The Barbeque

Sep 10, 2007 08:12

They spell Barbeque as Barbq here. But maybe that's just to save money on signs.

Friday night we went out for dinner with the IBM 'team'. I knew quite a few of them from CCS, three or four, mostly network guys. There was one woman from Brazil, who was quite charming, and a Portuguese speaking manager from California. It was pleasant enough. We ate Italian basically and it was not significantly different from some meals I have already described. The geeks were more entertaining than the usual gathering of geeks; but these are international geeks. I have visited Americans abroad before and was really expecting lots of complaints about not getting a salad bar and such, but these folks were fun. They were also very, very drunk. They did not spend much time talking about work.

I am suffering the usual effects of traveling and living in a hotel. I have lethal hurt burn, for one thing. It seems that wherever we go, they are pushing massive amounts of alcohol on us along with meat, meat, meat and very strong coffee. Nice enough for a change, but I am beginning to want veggies, veggies, veggies and water that does not taste like a swimming pool. That may be a sign I am ready to go home. Or at least to NOLA, my home away from home.

Anyway, Saturday we got up, got dressed, packed little bags and got into the IBM vans and cars and were taken away to the country. We passed "techno city" outside of Campinas - a series of barbed wire compounds and giant modern buildings with recognizable signs. IBM, EDS, Xerox, and so on. We drove on through the giant paper company forests and into real, undeveloped Brazil, finally turning into a dirt road and into a little village, and then off to the gate of the Ranch of the three girls (Ninas). TQO, raised in NOLA, called it the Court of the Three Sisters.

There was a small but adequate pool, a small soccer field, very nice tropical plantings to provide privacy and a barbeque building. The building was a narrow "L" with a kitchen at the base, a thick wall on the rising side and a brick grill with chimney and a bar in the corner of the "L". There were plastic tables and chairs nicely grouped under the big porch created by the roof of the "L". The roof was wooden beams and lattice supporting red tiles. There were ceiling fans hanging from the roof beams, and all turned on. It got close to 90 and the sun was brutal. Only a few minutes in the sun and you wanted to move away into the shade.

The plan seemed to be to nibble all day as the food came off the grill. The owners of the ranch and family were also the cooks and waiters and they were very persistent at overfeeding us and getting us totally drunk. They had chicken chunks wrapped in bacon, chicken hearts (which were actually very good - I ate a lot of them) and 2 types of beef sausages and beef steaks and beef roasts and beef, beef, beef.
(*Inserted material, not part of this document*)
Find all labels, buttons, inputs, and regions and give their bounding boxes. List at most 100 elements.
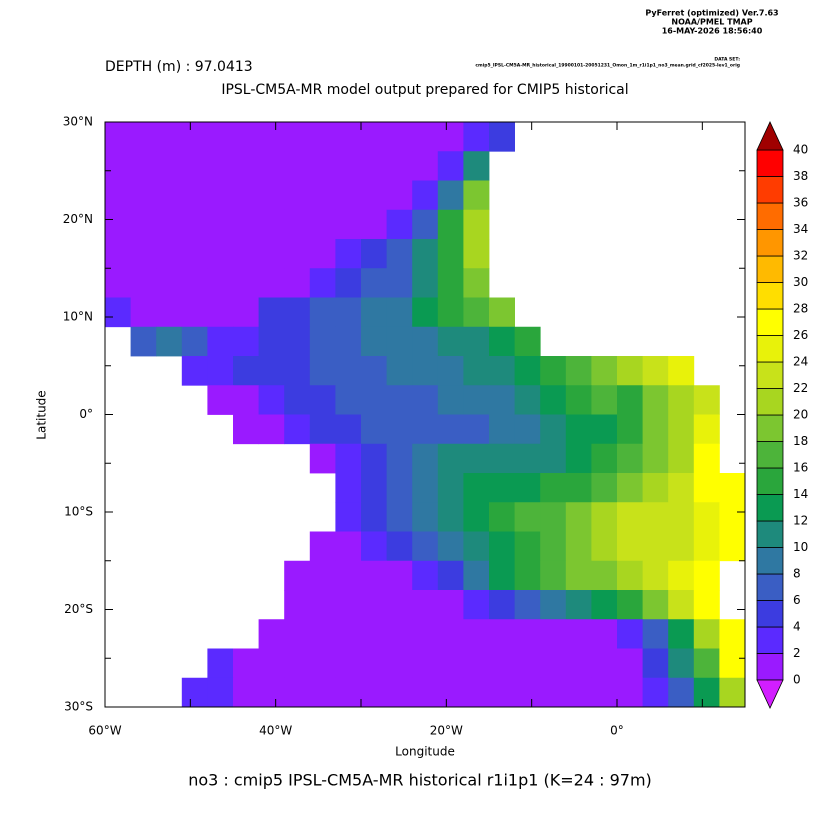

The chicken and sausages were on bamboo skewers. There was really wonderful fresh green salad, big baskets of hard sourdough rools, two kinds of salsa, the ubiquitous eggplant italian salad, an egg and bacon "salad" with beef, a rice pilaf with beef, and a potato/mayonaise salad that was actually very good and seemed to have no beef in it. They were also pouring massive amounts of cold beer and blenders full of something rather like pina colladas and strawberry dacquiris. There was music - either fairly good high energy latin dance music - or rather annoying American music of ten or more years ago. Or let's just say that I had enjoyed not hearing Lisa Loeb for awhile now and I could really go without hearing the "I get knocked down but I get up again" song pretty much from here on out.

The owners looked European to me. They could have been from Northern Italy or Southern France for all I could tell - grey eyes and sandy hair sprinkled amongst dark hair and dark eyes and all tall and pale skinned. Grand daddy definitely looked Italian. The owners had big white dogs that looked a little like Akitas. The mutt dogs were odd looking, almost wild dogs with very large ears, small bodies and narrow heads, hungry looking and nervous at the wonderful smells.

Folks played cards, soccer, played in the pool, threw each other into the pool, and generally had fun after being either at work or in a hotel room for weeks. TQO and I have been very sweet and hanging close to each other the last few days and we were definitely doing that at the Barbeque. We were in danger of the cutest couple award, except that we were pretty much the only couple.

Some folks talked about work here, but more from the point of view of how it was effecting their lives. Whether they like IBM or CCS more, how they missed their families, how they are upset with the trend of worklife to eclipse family life in general. One tall macho type guy wearing running clothes complained bitterly of missing his cat. He says he sleeps with the cat in his armpit and he misses that. A few of the team are permanently mobile long term IBMers and they were all single. One woman on the team has lived for a year or two in spots all over the world. She said that when she turned fourty (recently I gather) she had started to want a permanent base and to wonder about growing old on the move. So they all acted like humans, in general, once they had absorbed enough alcohol.

The party lasted a little too long and I really could have come back at around 5PM instead of 7 - 11 to 7 is a LONG barbeque. We mostly just hung around reading and such and burping the rest of the evening in the hotel room. Quite a few of the youngsters went out on a bender after and there were reports of closing down a bar. I liked what we did better. 8^).